Now this might mean that the blog is done and dead. No more wacky stories from the intern who gave you a peek at an Egyptian Government hospital. Don't fret! For I have bigger news:

I start my Residency in a month (hopefully less), and it's going to be in Pediatrics, but for now I'm volunteering every now and then at the hospital so that I'll know my way around when it all becomes official.

Now, I know what I said before about me not being able to post that many stories when I was interning at the Pediatrics hospital, but, after much thought and exposure to both stupidity and mind altering moments of clarity, I've decided to keep posting about the stuff I'll be seeing. Keep in mind it might not be funny all the time, and sometimes, it's going to get a little dark and depressing. Anyways, let's get started.

A few days ago, in the Pediatric ER department we had a patient that went into shock.We stabilized her but she needed to get into the ICU. Luckily, the resident at the ICU department said there was a free space available (a rarity in its own self) but we'd have to wait a while until the patient using the bed previously actually got discharged i.e: her parents would come and pick her up. So we comforted the mother and told her, and needless to say, she was ecstatic (she knew about the difficulty in actually finding a free bed available) After a few hours and dozens of patients we'd realized that the resident in the ICU hadn't called us back to tell us to bring her in. So I went to go talk to him about it.

"What happened? I thought you said it was a done deal and your patient would get discharged."
"Yeah, about that, the patient's parents aren't picking up their phone."
"What do you mean they're not picking up their phone?"
"I mean they're not here in the hospital and I can't just kick her out into the street now can I?"
(Keep in mind the soon to be discharged patient was 4 months old)
"Well, keep calling them.
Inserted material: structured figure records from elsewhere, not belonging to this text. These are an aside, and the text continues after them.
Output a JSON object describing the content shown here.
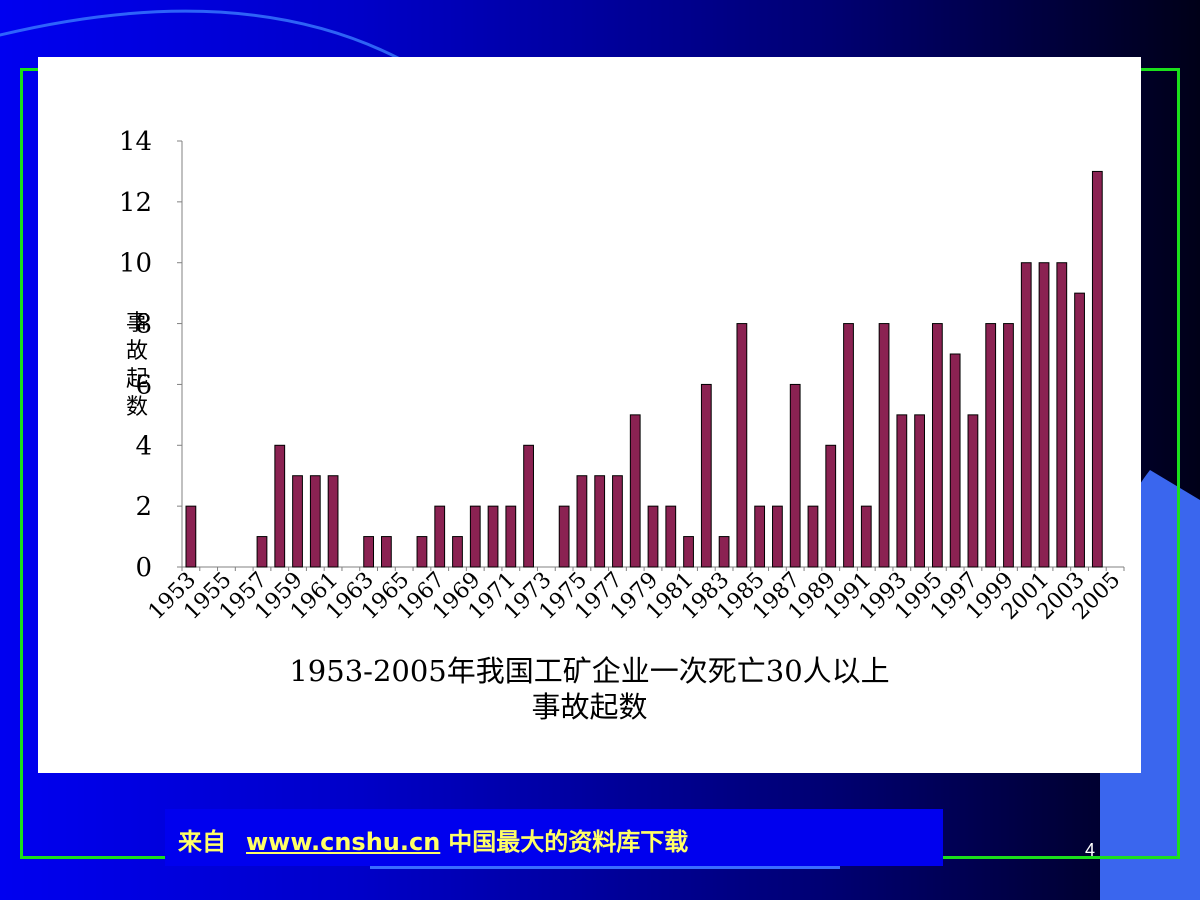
{
  "slide": {
    "page_number": "4",
    "footer": {
      "prefix": "来自",
      "link_text": "www.cnshu.cn",
      "suffix": "中国最大的资料库下载"
    },
    "colors": {
      "background": "#0000e0",
      "frame": "#1be01b",
      "footer_bar": "#0000ee",
      "footer_text": "#ffff66",
      "bar_fill": "#8b2252"
    }
  },
  "chart_data": {
    "type": "bar",
    "title_line1": "1953-2005年我国工矿企业一次死亡30人以上",
    "title_line2": "事故起数",
    "ylabel_chars": [
      "事",
      "故",
      "起",
      "数"
    ],
    "ylim": [
      0,
      14
    ],
    "yticks": [
      0,
      2,
      4,
      6,
      8,
      10,
      12,
      14
    ],
    "grid": false,
    "legend": "none",
    "categories": [
      1953,
      1954,
      1955,
      1956,
      1957,
      1958,
      1959,
      1960,
      1961,
      1962,
      1963,
      1964,
      1965,
      1966,
      1967,
      1968,
      1969,
      1970,
      1971,
      1972,
      1973,
      1974,
      1975,
      1976,
      1977,
      1978,
      1979,
      1980,
      1981,
      1982,
      1983,
      1984,
      1985,
      1986,
      1987,
      1988,
      1989,
      1990,
      1991,
      1992,
      1993,
      1994,
      1995,
      1996,
      1997,
      1998,
      1999,
      2000,
      2001,
      2002,
      2003,
      2004,
      2005
    ],
    "values": [
      2,
      0,
      0,
      0,
      1,
      4,
      3,
      3,
      3,
      0,
      1,
      1,
      0,
      1,
      2,
      1,
      2,
      2,
      2,
      4,
      0,
      2,
      3,
      3,
      3,
      5,
      2,
      2,
      1,
      6,
      1,
      8,
      2,
      2,
      6,
      2,
      4,
      8,
      2,
      8,
      5,
      5,
      8,
      7,
      5,
      8,
      8,
      10,
      10,
      10,
      9,
      13,
      0
    ],
    "xtick_labels": [
      "1953",
      "1955",
      "1957",
      "1959",
      "1961",
      "1963",
      "1965",
      "1967",
      "1969",
      "1971",
      "1973",
      "1975",
      "1977",
      "1979",
      "1981",
      "1983",
      "1985",
      "1987",
      "1989",
      "1991",
      "1993",
      "1995",
      "1997",
      "1999",
      "2001",
      "2003",
      "2005"
    ]
  }
}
They'll have to pick up eventually right?"

4 hours later.....
"What the fuck man? It's been 4 hours. Did they not pick up?"
"They did but we have a bigger problem.They don't want her."


"Like I said, they don't want her. It turns out they weren't the ones that brought her to the hospital. That was her uncle. Her parents don't want to have anything to do with her."
"I don't understand. What do you mean they don't want her?"
" I mean they don't want her. They said something about worrying she was going to die if she left the ICU but from what I gathered, they just don't seem to want her back."
"Did you tell them we're not a fucking orphanage and that bed's needed."
"Yeah yeah, all that, they still don't seem to give a shit though."
"What am I going to tell the girl's mother upstairs? We practically promised her the bed."
"Well, she's going to have to leave eventually. When she eventually leaves the bed's still guaranteed to your patient upstairs."

So yeah.. 

Now, it's not relatively uncommon for parents to not give a shit about their kids. If I keep posting, you'll soon realize how frustratingly apparent and common it's become.  What ticked me off, was that there was a bed that was available that could have really helped another patient, and it was being wasted on someone who didn't need critical care. 

And that. Fucking. Sucked.

I went upstairs and told the mother. She was amazingly decent about it. She kept asking me one thing though:

"What sort of mother would do that to her own child?"